Published online by Cambridge University Press: 12 March 2014
The Hanf number for sentences of a language L is defined to be the least cardinal κ with the property that for any sentence φ of L, if φ has a model of power ≥ κ then φ has models of arbitrarily large cardinality. We shall be interested in the language Lω1,ω (see [3]), which is obtained by adding to the formation rules for first-order logic the rule that the conjunction of countably many formulas is also a formula.
Lopez-Escobar proved [4] that the Hanf number for sentences of Lω1,ω is ⊐ω1, where the cardinals ⊐α are defined recursively by ⊐0 = ℵ0 and ⊐α = Σ{2⊐β: β < α} for all cardinals α > 0. Here ω1 denotes the least uncountable ordinal.

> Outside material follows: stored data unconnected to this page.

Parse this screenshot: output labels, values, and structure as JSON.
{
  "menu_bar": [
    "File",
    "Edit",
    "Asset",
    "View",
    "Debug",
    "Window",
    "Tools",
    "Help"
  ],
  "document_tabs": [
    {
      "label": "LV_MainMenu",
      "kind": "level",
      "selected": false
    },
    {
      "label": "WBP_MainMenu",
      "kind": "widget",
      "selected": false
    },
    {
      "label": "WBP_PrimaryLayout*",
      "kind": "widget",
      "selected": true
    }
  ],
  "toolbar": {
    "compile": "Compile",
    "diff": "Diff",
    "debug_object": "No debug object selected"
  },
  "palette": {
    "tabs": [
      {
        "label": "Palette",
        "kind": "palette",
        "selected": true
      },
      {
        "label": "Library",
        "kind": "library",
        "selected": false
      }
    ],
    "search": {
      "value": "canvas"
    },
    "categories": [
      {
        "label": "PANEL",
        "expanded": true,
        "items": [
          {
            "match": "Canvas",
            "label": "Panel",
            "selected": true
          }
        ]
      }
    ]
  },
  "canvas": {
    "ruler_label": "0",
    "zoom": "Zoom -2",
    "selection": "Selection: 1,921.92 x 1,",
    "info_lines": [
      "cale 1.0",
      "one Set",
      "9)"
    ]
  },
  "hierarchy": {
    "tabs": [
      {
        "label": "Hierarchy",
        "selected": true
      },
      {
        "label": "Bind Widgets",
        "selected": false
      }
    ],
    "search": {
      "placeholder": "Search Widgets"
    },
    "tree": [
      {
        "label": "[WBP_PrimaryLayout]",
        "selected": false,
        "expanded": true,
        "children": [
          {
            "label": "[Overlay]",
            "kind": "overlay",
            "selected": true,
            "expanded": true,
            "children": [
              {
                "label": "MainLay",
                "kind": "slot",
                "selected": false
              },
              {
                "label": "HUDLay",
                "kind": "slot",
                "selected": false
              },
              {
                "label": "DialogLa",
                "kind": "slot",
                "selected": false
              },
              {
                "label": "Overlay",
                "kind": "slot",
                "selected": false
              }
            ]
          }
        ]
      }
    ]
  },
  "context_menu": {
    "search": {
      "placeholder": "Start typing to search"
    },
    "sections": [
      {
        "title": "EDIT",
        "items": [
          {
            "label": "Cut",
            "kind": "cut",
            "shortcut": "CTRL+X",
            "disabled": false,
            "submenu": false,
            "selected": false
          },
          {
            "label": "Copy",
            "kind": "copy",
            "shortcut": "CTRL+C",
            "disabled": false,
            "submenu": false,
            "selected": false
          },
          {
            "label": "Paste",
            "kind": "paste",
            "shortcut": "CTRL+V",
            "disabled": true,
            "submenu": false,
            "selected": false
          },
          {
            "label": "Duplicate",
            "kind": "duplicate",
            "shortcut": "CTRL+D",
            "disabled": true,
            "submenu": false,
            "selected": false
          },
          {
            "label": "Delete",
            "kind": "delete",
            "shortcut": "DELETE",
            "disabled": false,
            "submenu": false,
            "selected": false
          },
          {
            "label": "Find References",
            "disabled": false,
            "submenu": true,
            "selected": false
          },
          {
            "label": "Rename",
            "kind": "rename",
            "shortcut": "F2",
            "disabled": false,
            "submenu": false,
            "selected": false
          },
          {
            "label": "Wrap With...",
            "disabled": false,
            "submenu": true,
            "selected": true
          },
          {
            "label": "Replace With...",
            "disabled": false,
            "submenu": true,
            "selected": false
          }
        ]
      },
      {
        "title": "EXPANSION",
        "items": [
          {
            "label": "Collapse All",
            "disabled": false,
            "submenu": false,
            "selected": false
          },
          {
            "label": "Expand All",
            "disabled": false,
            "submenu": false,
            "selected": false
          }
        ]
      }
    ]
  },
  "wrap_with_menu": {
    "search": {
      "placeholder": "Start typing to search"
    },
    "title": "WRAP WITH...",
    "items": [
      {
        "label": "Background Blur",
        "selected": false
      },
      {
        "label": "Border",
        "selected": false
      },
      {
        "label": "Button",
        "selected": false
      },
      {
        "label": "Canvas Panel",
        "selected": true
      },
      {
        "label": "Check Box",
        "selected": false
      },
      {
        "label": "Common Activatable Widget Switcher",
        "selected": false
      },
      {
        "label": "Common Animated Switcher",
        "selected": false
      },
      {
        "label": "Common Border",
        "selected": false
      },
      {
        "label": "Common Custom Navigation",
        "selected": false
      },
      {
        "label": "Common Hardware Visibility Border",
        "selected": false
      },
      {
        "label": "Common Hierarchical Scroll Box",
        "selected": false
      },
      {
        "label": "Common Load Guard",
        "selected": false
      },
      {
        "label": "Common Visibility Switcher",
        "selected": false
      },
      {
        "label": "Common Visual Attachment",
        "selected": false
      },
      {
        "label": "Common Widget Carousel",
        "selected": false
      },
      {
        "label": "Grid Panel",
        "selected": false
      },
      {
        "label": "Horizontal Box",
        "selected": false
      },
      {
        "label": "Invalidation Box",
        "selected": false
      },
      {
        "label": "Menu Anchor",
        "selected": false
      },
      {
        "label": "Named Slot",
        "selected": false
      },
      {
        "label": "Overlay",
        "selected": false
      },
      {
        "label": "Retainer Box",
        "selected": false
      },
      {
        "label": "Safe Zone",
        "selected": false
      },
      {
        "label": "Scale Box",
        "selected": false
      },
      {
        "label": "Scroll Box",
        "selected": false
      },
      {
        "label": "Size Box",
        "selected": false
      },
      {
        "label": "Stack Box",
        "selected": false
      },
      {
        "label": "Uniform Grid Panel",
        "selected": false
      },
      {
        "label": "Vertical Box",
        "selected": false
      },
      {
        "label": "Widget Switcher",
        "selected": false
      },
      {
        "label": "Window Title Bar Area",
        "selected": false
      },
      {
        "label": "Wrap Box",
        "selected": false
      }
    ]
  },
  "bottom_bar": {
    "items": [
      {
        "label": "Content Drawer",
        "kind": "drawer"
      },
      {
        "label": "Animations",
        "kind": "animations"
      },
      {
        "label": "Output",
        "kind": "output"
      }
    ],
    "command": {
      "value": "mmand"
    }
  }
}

A sentence of Lω1,ω is complete if all its models satisfy the same Lω1,ω-sentences. In [5], Malitz proved that the Hanf number for complete sentences of Lω1,ω is also ⊐ω1, but his proof required the generalized continuum hypothesis (GCH). The purpose of this paper is to give a proof that does not require GCH.
More precisely, we will prove the following:
Theorem 1. For any countable ordinal α, there is a complete Lω1,ω-sentence σαwhich has models of power ⊐α but no models of higher cardinality.
Our basic approach is identical with Malitz's. We simply use a different combinatorial fact at the crucial point.